命に別条のある手術ではないので、待ち時間は読書で過ごそうと思い、本二冊を持参したが、ほとんどできなかった。控室は私たちだけではなく、もう一組の家族が。久しぶりに会う人がいたらしく、話に花が咲いていて、声が気にかかった。ということは、こちらのご家族もあまり深刻な手術ではないということなのか。そういえば私たちよりずいぶん早く手術が終了して出ていかれた。

ほどなくバイトを終えた娘が合流。母親に取り、娘の存在は心配が多いがこういう時はうれしく、力強いものであろうと思う。

ほぼ予定の時間、手術は無事終了。先生の説明だと順調な手術だった。全身麻酔ではないので本人との会話も可能。「明日からはリハビリに頑張る」と言っていた。「父さんも忙しいから、見舞いは無理しなくてもいいよ」とも言ってくれた。妻の入院中は九十歳の両親、持病のある娘を私が一人で支える必要があるからだ。

振り返って見ると、中国中央病院が福山に在ったときには娘や妻が入院するとよく通ったものだが御幸町に移転し距離的には近くなった今回はちょっと。家族の食事、洗濯はもちろんだけど、いろんなことが重なった。

職場は五日に社協主催の福祉バザー参加。六日は公民館主催の「旭寄席」落語会に招待されており、引率。私的なことだが八日、「看護学生との学習会」で私はがん体験を語る講師として招待されている。そして十三日は「青太マラソン」でフルマラソン出場予定。それらの準備も少しはしたい。そして、町内会の自主防災組織発足に向け、組長として下準備にも関わらなければ。一つずつなら最低限のことはできると思うが、同時並行して物事を考えようとすると混乱しがちな私がいる。優先順位を決めて取り組むことが大切。

生活を便利にする機械や道具は以前よりずいぶん進歩しているのだが、なんだか人の心に余裕はなくなりつつあるような気がする。別に完璧主義者ではないのだが気ぜわしく不安あり。私が年を取ったということか。

「鬼の居ぬ間に洗濯」という言葉があるが、とてもそのような気分にはなれない。毎日仕事を終え、我が家に帰ってからが大変。昨日は、娘が体調不良というので様子を見に行く。大したことではないというので、両親と夕食を取る。その後不在通知のあった書留をもらいに郵便局へ。帰りにスーパーへ寄り、食材を買う。入浴し、看護学生との学習会の準備。いつもより就寝時間が少しだけ遅くなる。

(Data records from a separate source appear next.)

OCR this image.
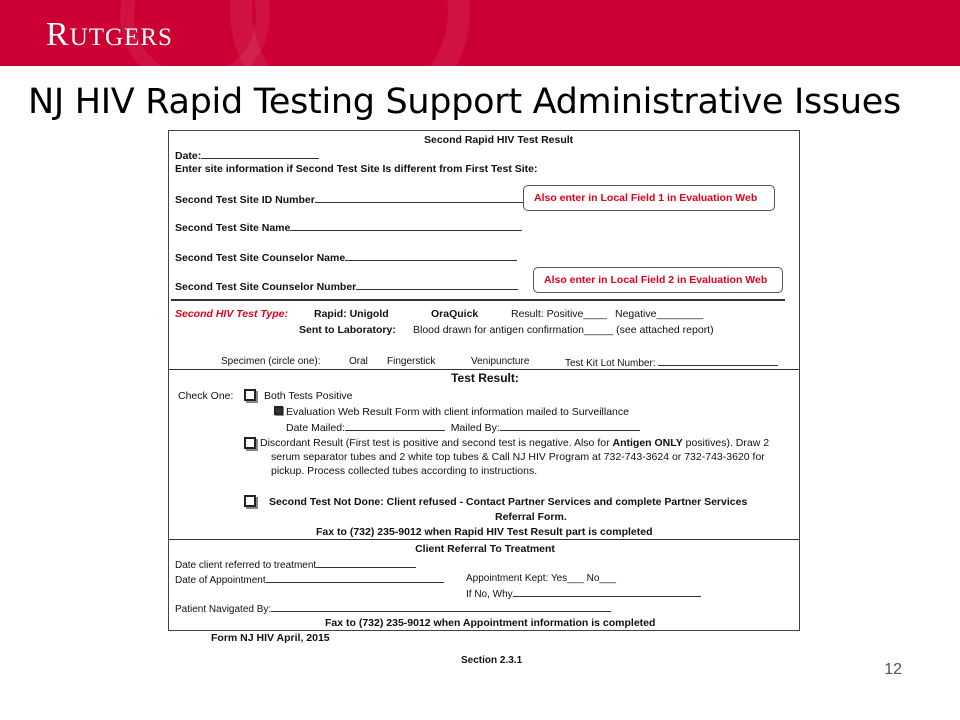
RUTGERS
NJ HIV Rapid Testing Support Administrative Issues
Second Rapid HIV Test Result
Date:
Enter site information if Second Test Site Is different from First Test Site:
Second Test Site ID Number	Also enter in Local Field 1 in Evaluation Web
Second Test Site Name
Second Test Site Counselor Name
Second Test Site Counselor Number
Also enter in Local Field 2 in Evaluation Web
Second HIV Test Type: Rapid: Unigold	OraQuick	Result: Positive____ Negative________
Sent to Laboratory: Blood drawn for antigen confirmation_____ (see attached report)
Specimen (circle one):	Oral Fingerstick	Venipuncture	Test Kit Lot Number:
Test Result:
Check One:	Both Tests Positive
Evaluation Web Result Form with client information mailed to Surveillance
Date Mailed:	Mailed By:
Discordant Result (First test is positive and second test is negative. Also for Antigen ONLY positives). Draw 2
serum separator tubes and 2 white top tubes & Call NJ HIV Program at 732-743-3624 or 732-743-3620 for
pickup. Process collected tubes according to instructions.
Second Test Not Done: Client refused - Contact Partner Services and complete Partner Services
Referral Form.
Fax to (732) 235-9012 when Rapid HIV Test Result part is completed
Client Referral To Treatment
Date client referred to treatment
Date of Appointment	Appointment Kept: Yes___ No___
If No, Why
Patient Navigated By:
Fax to (732) 235-9012 when Appointment information is completed
Form NJ HIV April, 2015
Section 2.3.1
12
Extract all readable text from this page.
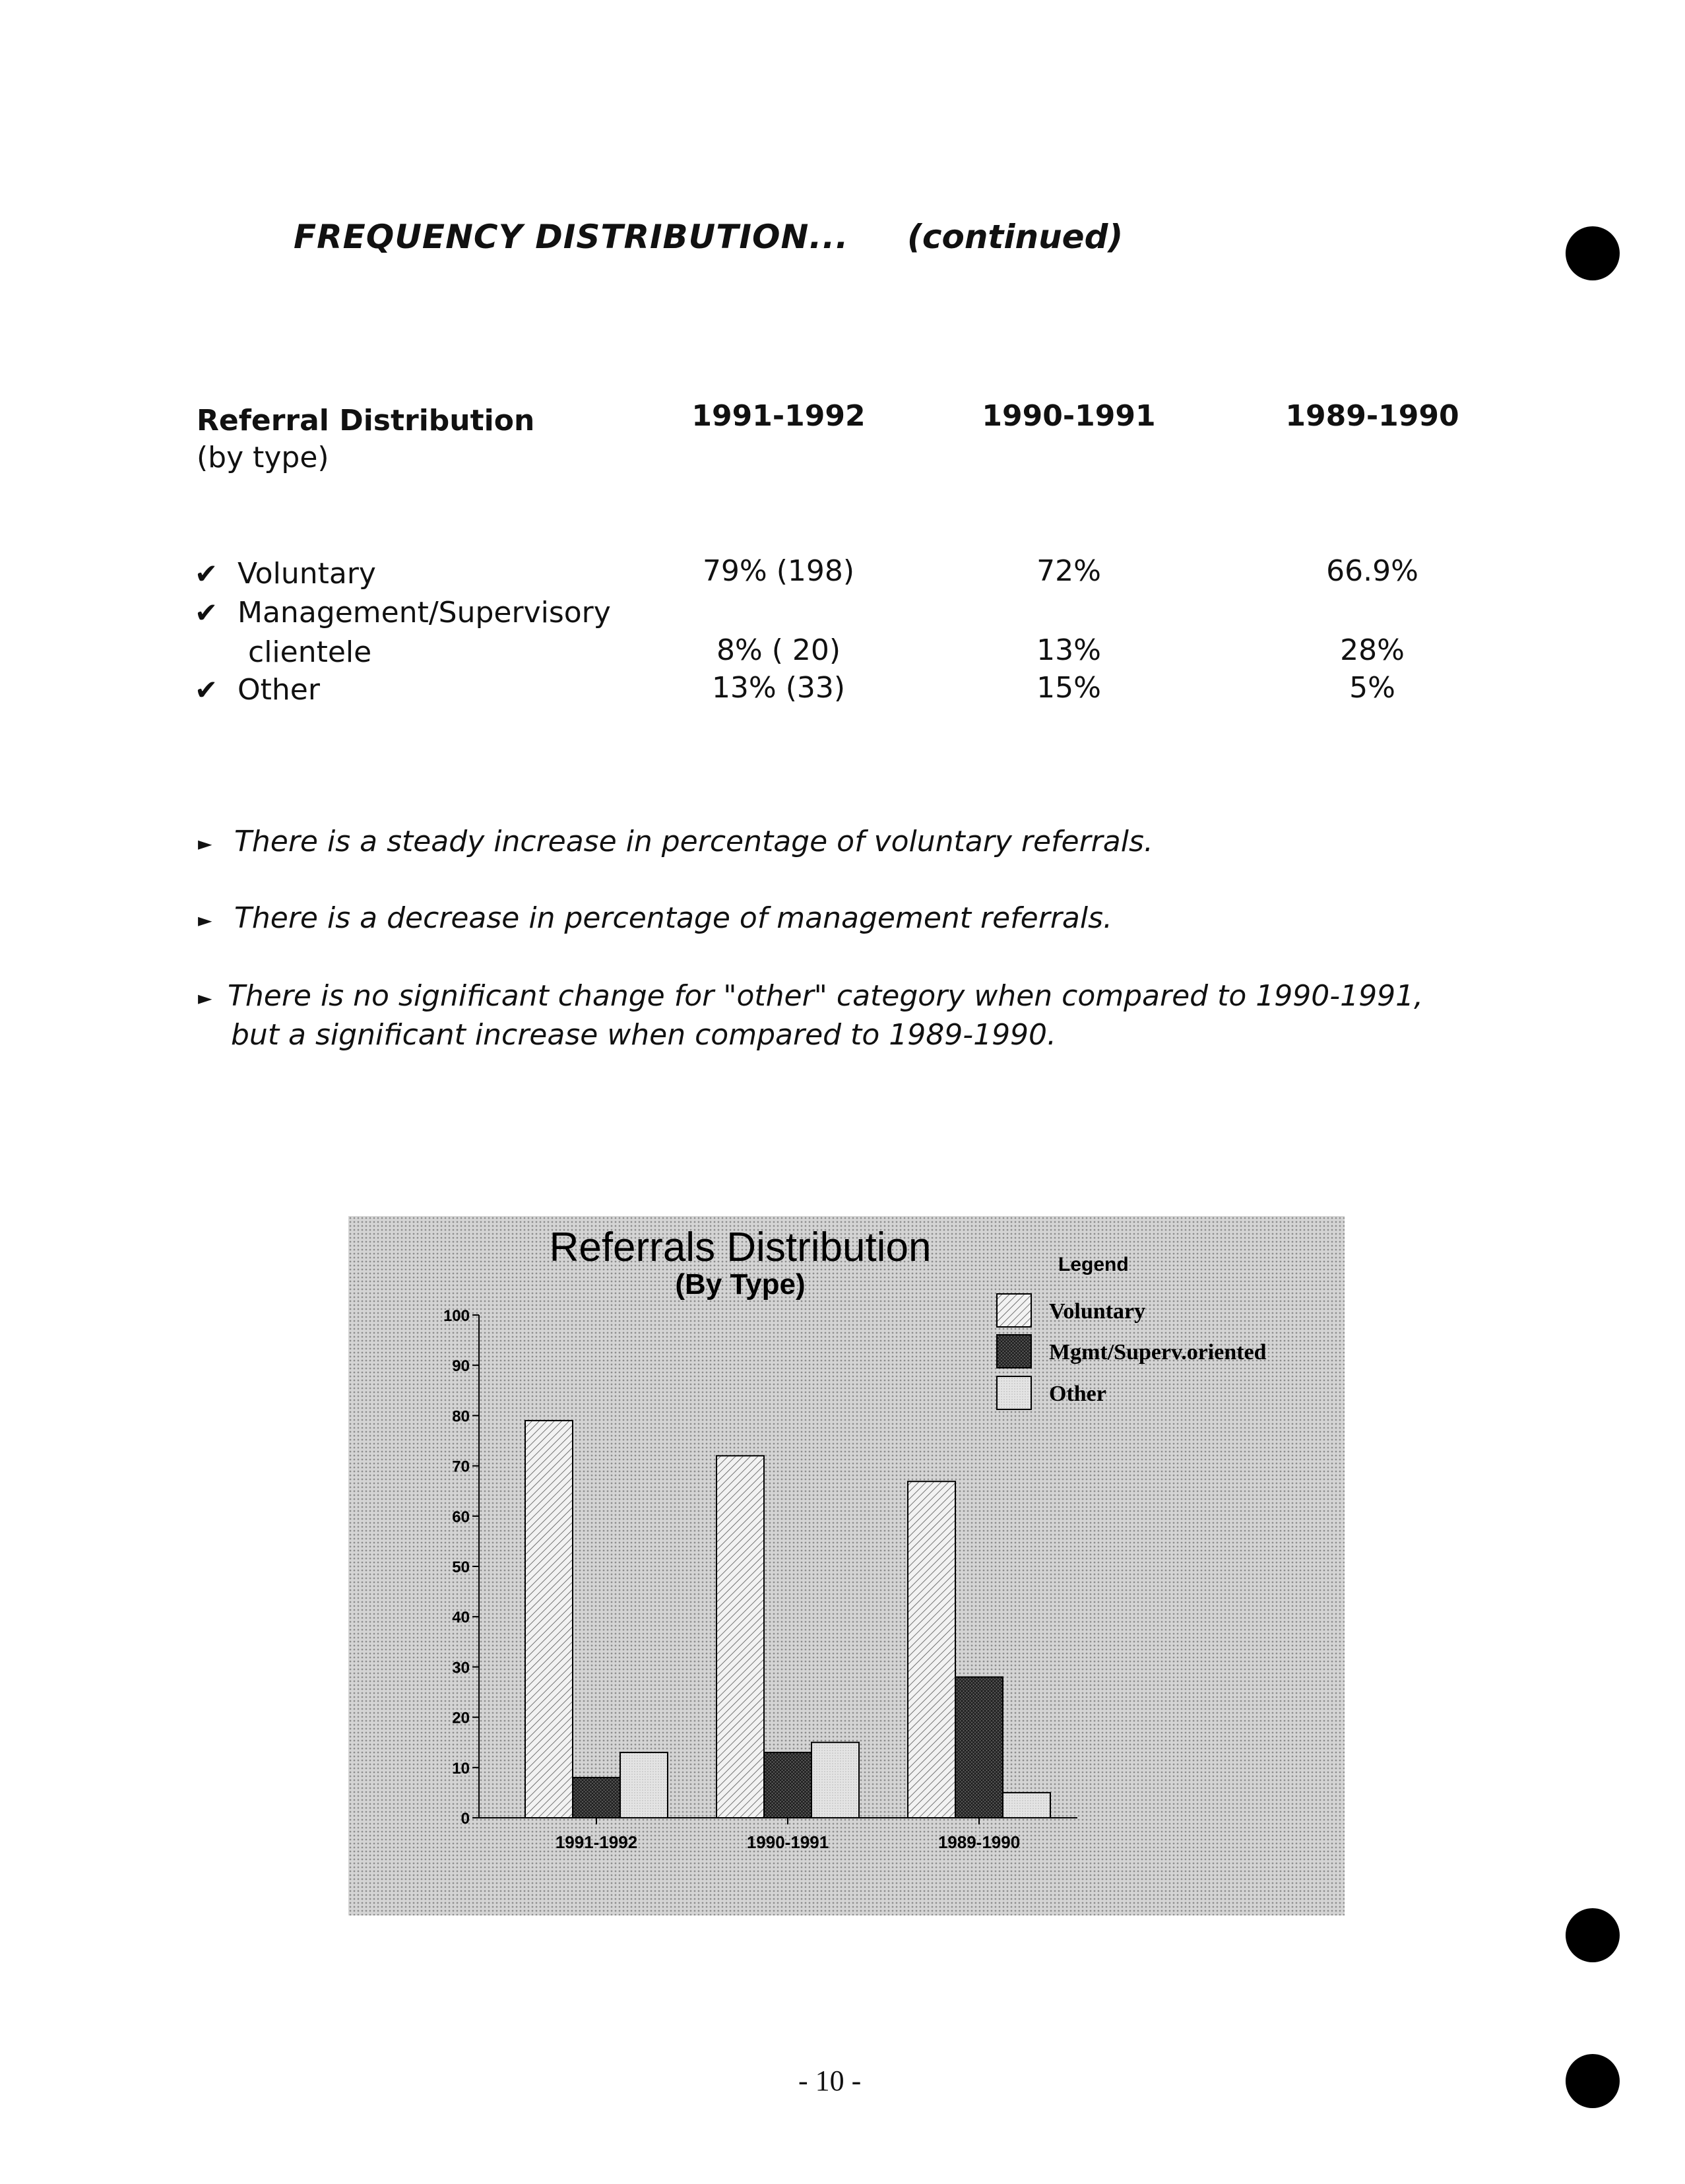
FREQUENCY DISTRIBUTION... (continued)
Referral Distribution
(by type)
1991-1992	1990-1991	1989-1990
✔ Voluntary	79% (198)	72%	66.9%
✔ Management/Supervisory
clientele	8% ( 20)	13%	28%
✔ Other	13% (33)	15%	5%
► There is a steady increase in percentage of voluntary referrals.
► There is a decrease in percentage of management referrals.
► There is no significant change for "other" category when compared to 1990-1991,
but a significant increase when compared to 1989-1990.
Referrals Distribution
(By Type)
Legend
Voluntary
Mgmt/Superv.oriented
Other
0
10
20
30
40
50
60
70
80
90
100
1991-1992	1990-1991	1989-1990
- 10 -
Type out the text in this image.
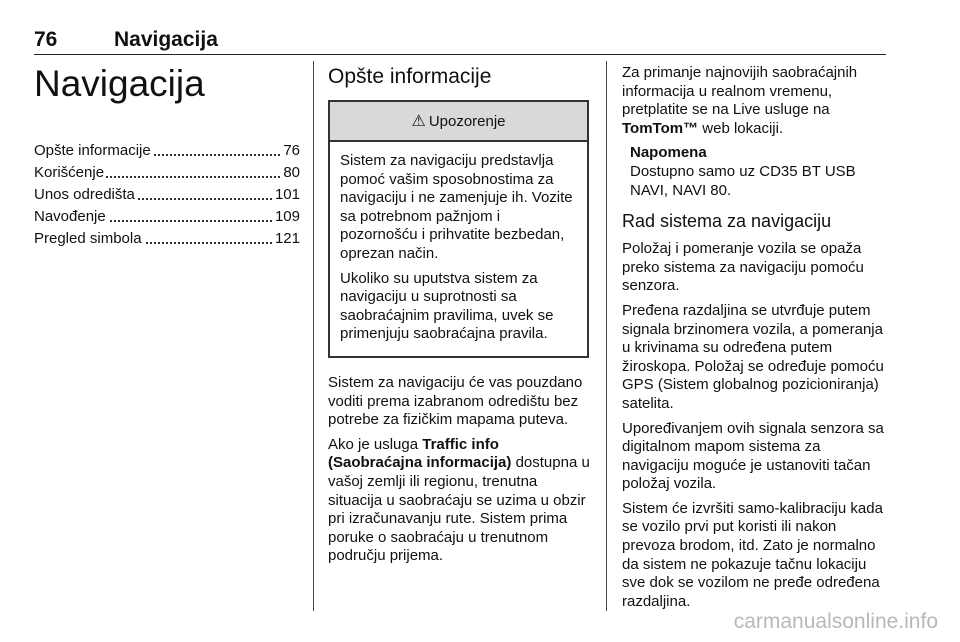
76	Navigacija
Navigacija
Opšte informacije	76
Korišćenje	80
Unos odredišta	101
Navođenje	109
Pregled simbola	121
Opšte informacije
⚠ Upozorenje

Sistem za navigaciju predstavlja pomoć vašim sposobnostima za navigaciju i ne zamenjuje ih. Vozite sa potrebnom pažnjom i pozornošću i prihvatite bezbedan, oprezan način.

Ukoliko su uputstva sistem za navigaciju u suprotnosti sa saobraćajnim pravilima, uvek se primenjuju saobraćajna pravila.

Sistem za navigaciju će vas pouzdano voditi prema izabranom odredištu bez potrebe za fizičkim mapama puteva.

Ako je usluga Traffic info (Saobraćajna informacija) dostupna u vašoj zemlji ili regionu, trenutna situacija u saobraćaju se uzima u obzir pri izračunavanju rute. Sistem prima poruke o saobraćaju u trenutnom području prijema.

Za primanje najnovijih saobraćajnih informacija u realnom vremenu, pretplatite se na Live usluge na TomTom™ web lokaciji.

Napomena
Dostupno samo uz CD35 BT USB NAVI, NAVI 80.
Rad sistema za navigaciju

Položaj i pomeranje vozila se opaža preko sistema za navigaciju pomoću senzora.

Pređena razdaljina se utvrđuje putem signala brzinomera vozila, a pomeranja u krivinama su određena putem žiroskopa. Položaj se određuje pomoću GPS (Sistem globalnog pozicioniranja) satelita.

Upoređivanjem ovih signala senzora sa digitalnom mapom sistema za navigaciju moguće je ustanoviti tačan položaj vozila.

Sistem će izvršiti samo-kalibraciju kada se vozilo prvi put koristi ili nakon prevoza brodom, itd. Zato je normalno da sistem ne pokazuje tačnu lokaciju sve dok se vozilom ne pređe određena razdaljina.

carmanualsonline.info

幸い妻の経過は順調.退院が少し早くなるかもしれない。やれやれ。こうしてみると、妻は日常生活においていろいろしてくれていたのだなと改めて気づかされる。「鬼の居ぬ間に洗濯」などと考えた私が不謹慎なのかもしれない。

これは「おのろけ」と取らないでください。率直なエッセイです。